Dying, unable to understand the children or their rituals, the alien desires only death. When the other kids aren’t around, Eli visits to talk at it and offer gifts, then gets disgruntled and violent, only to beg forgiveness. Soon – either from its wounds or Eli – it dies. The children wait for a resurrection that never occurs.
Visiting the barn while the kids are there finds them chanting and singing, recreating Christian rituals with crosses and gifts. If spotted, they scatter home and pretend nothing happened or accuse Agents of impropriety. If anyone “steals” their angel the kids plan vengeance; what this might be depends how “evil” you want them to be.
Rescued, the frail alien tries to psychically give name, rank and serial number, then conserves its energy for one last communique to its people. Attempts to help it are pointless – it dies four days after Agents arrive in town, likely kickstarting Eli’s plan to call more angels.
END GAME
Eli plans to go deep into the Radio Quiet Zone and use the Green Bank radio telescope to demand Heaven’s boons. This occurs when the alien dies or the Agents get close to the truth. Anyone in Eli’s way faces the wrath of his Children’s Army.
Stealing guns and a school bus, the kids drive for the radio telescope. Law enforcement is unsure what to do – and thanks to the Zone they’re almost blind, cops forced to play cat-and-mouse as Eli and company split into groups, hijacking cars, evading roadblocks and masquerading as innocents.
If they can access the array’s control room (and they’ll use any means), Eli beams messages imprinted on his brain into space, where they’re received by an alien rescue-ship. What happens next is up to the Handler: do the aliens abduct the children? Do they conclude Earth is dangerous and obliterate Brinton or elsewhere? Handing over the shot-down pilot might forestall vengeance – but whatever happens, Agents will have a lot of explaining to do…
STATISTICS
Brintons’ kids use the Child and Youth stats in Handler’s Guide.
Eli Ammerman
A blond, corn-scrubbed All-American kid. He loves climbing trees, watching cartoons and bullying other children. The Pilot has bestowed him Unnatural knowledge.

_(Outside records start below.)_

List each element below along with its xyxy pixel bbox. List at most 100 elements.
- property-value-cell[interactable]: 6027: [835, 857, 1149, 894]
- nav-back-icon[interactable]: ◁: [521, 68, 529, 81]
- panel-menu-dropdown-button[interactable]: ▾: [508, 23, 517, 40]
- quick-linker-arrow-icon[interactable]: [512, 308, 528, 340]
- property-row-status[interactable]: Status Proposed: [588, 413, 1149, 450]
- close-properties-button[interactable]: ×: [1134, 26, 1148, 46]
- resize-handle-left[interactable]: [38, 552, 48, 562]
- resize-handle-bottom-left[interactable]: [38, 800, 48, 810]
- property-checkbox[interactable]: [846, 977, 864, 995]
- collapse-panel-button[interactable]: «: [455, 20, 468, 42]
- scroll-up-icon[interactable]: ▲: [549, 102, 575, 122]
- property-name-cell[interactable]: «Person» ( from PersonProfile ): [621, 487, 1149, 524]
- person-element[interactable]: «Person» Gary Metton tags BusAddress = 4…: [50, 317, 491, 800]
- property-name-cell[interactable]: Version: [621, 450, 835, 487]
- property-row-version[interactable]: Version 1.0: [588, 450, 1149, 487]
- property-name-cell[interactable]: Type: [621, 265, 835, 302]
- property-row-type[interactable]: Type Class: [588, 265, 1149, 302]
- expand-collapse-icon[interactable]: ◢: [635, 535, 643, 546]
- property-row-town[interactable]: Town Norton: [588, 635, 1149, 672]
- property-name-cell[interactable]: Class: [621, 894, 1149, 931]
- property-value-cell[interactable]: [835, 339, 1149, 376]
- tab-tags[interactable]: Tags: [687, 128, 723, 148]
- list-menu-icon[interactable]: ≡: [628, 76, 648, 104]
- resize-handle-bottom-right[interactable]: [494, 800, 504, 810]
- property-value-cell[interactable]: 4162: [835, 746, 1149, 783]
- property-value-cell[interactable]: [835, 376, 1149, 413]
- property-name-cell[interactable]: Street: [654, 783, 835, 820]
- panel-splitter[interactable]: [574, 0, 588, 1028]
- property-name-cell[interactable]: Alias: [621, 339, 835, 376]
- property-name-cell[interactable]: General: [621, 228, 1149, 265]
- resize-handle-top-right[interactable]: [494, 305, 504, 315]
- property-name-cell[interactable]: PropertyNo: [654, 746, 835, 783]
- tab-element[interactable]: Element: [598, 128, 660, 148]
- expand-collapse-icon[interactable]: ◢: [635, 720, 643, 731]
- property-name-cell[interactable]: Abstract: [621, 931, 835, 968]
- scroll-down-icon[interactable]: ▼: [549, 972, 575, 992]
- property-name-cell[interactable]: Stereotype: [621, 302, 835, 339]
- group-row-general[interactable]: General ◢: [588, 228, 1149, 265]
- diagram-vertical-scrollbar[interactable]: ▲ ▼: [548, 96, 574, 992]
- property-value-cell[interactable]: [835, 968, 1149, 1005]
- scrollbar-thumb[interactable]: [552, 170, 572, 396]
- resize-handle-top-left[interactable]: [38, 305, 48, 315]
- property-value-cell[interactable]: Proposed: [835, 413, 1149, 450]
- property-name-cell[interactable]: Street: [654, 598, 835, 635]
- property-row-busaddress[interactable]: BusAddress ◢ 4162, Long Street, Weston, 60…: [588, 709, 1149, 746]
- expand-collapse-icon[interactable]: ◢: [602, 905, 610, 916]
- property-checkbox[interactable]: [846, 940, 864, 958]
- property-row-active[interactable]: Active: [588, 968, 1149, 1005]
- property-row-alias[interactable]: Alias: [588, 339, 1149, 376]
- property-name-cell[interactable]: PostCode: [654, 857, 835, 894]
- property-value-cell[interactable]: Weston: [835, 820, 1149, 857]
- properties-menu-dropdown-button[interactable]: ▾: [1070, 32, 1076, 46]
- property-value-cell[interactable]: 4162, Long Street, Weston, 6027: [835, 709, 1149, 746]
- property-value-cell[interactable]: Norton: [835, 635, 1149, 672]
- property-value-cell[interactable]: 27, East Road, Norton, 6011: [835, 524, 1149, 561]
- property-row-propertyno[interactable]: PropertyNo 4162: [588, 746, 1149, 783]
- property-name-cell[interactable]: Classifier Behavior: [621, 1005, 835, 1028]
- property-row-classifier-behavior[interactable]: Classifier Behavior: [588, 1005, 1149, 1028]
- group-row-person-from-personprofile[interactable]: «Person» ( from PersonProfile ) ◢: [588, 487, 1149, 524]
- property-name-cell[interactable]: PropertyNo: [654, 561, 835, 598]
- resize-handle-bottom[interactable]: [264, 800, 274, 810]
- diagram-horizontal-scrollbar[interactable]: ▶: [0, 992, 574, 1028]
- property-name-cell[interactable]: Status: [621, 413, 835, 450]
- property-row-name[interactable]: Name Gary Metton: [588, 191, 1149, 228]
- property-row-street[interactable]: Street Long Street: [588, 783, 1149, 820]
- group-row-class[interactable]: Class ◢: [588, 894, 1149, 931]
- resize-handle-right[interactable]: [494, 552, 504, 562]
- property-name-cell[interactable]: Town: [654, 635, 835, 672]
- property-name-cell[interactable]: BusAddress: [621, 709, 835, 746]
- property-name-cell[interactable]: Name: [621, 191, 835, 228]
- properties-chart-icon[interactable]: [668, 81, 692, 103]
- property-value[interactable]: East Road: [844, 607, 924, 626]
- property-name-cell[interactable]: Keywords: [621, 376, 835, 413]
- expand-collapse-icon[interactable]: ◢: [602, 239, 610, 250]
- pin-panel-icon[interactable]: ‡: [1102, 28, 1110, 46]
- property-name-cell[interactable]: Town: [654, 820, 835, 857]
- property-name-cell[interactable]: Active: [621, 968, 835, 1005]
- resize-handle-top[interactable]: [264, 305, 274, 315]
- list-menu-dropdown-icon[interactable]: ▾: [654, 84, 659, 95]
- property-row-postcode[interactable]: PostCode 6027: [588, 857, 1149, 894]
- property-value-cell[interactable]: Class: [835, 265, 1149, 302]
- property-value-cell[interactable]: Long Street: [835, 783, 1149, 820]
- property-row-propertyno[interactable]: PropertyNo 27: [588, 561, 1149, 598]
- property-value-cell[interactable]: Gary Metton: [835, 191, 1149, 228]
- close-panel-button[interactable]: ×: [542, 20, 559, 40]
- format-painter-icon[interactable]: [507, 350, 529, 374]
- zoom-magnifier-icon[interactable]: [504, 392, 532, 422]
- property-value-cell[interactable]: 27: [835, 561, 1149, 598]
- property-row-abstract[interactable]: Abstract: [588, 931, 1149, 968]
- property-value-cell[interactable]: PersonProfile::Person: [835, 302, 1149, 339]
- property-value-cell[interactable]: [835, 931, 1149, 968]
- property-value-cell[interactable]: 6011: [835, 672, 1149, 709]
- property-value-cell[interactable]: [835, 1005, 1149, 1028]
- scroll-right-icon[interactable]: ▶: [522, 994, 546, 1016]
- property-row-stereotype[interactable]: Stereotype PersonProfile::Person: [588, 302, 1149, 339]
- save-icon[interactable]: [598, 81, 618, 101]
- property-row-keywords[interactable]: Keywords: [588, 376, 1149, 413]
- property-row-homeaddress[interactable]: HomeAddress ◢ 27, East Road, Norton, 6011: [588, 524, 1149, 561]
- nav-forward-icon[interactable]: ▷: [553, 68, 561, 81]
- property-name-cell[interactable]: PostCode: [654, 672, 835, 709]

STR 7, CON 7, DEX 7, INT 7, POW 9, CHA 7
HP 7, WP 9, SAN 37, Breaking Point 36
SKILLS: Craft (Electronics) 65%, Craft (Microelectronics) 60%, SIGINT 60%, Unnatural 7%
ATTACKS: Unarmed 25%, 1D4-2
Knife 25%, 1D4, 3 AP
Firearm 20%
INSANITY: Messiah-complex. If driven to break-point, institutes his “God-Communication” plan immediately
Alien Pilot
Beautiful, bipedal, birdlike, brittle-boned – iridescent membranous wings unfurl, each flap trilling with the song of the cosmos. But Earth’s air burns its pneuma-sacs, skin-scales slough like dandruff. Its right-handed chiral amino acids cannot gain nutrients from our food. These stats are for a healthy Pilot – the one in the barn can barely breathe, let alone use skills.
STR 8, CON 9, DEX 20, INT 17, POW 18
HP 7, WP 18
SKILLS: Athletics 50%, Craft (Electronics) 80%, Craft (Microelectronics) 70%, Flight 50%, Pilot (UFO) 80%, Unnatural 10%
ARMOR: 2-points of alien flight-suit
ATTACKS: Unarmed 40%, 1D4-1
Phase Rifle 55%, Lethality 20%
FLIGHT: in Earth’s atmosphere Pilots’ wings allow them to glide, but not fly, like a hangglider
PSIONIC COMMUNICATION: Pilots communicate via psychic thought – a human receiving a message (which is otherwise unintelligible) is a one-off 1D3 SAN loss with equal gain in Unnatural.
DISTRESS SIGNAL: A blast into space costing all the Pilot’s POW. Humans within the area must succeed an opposed POW 18 roll or suffer 1D12 SAN loss with equal gain in Unnatural.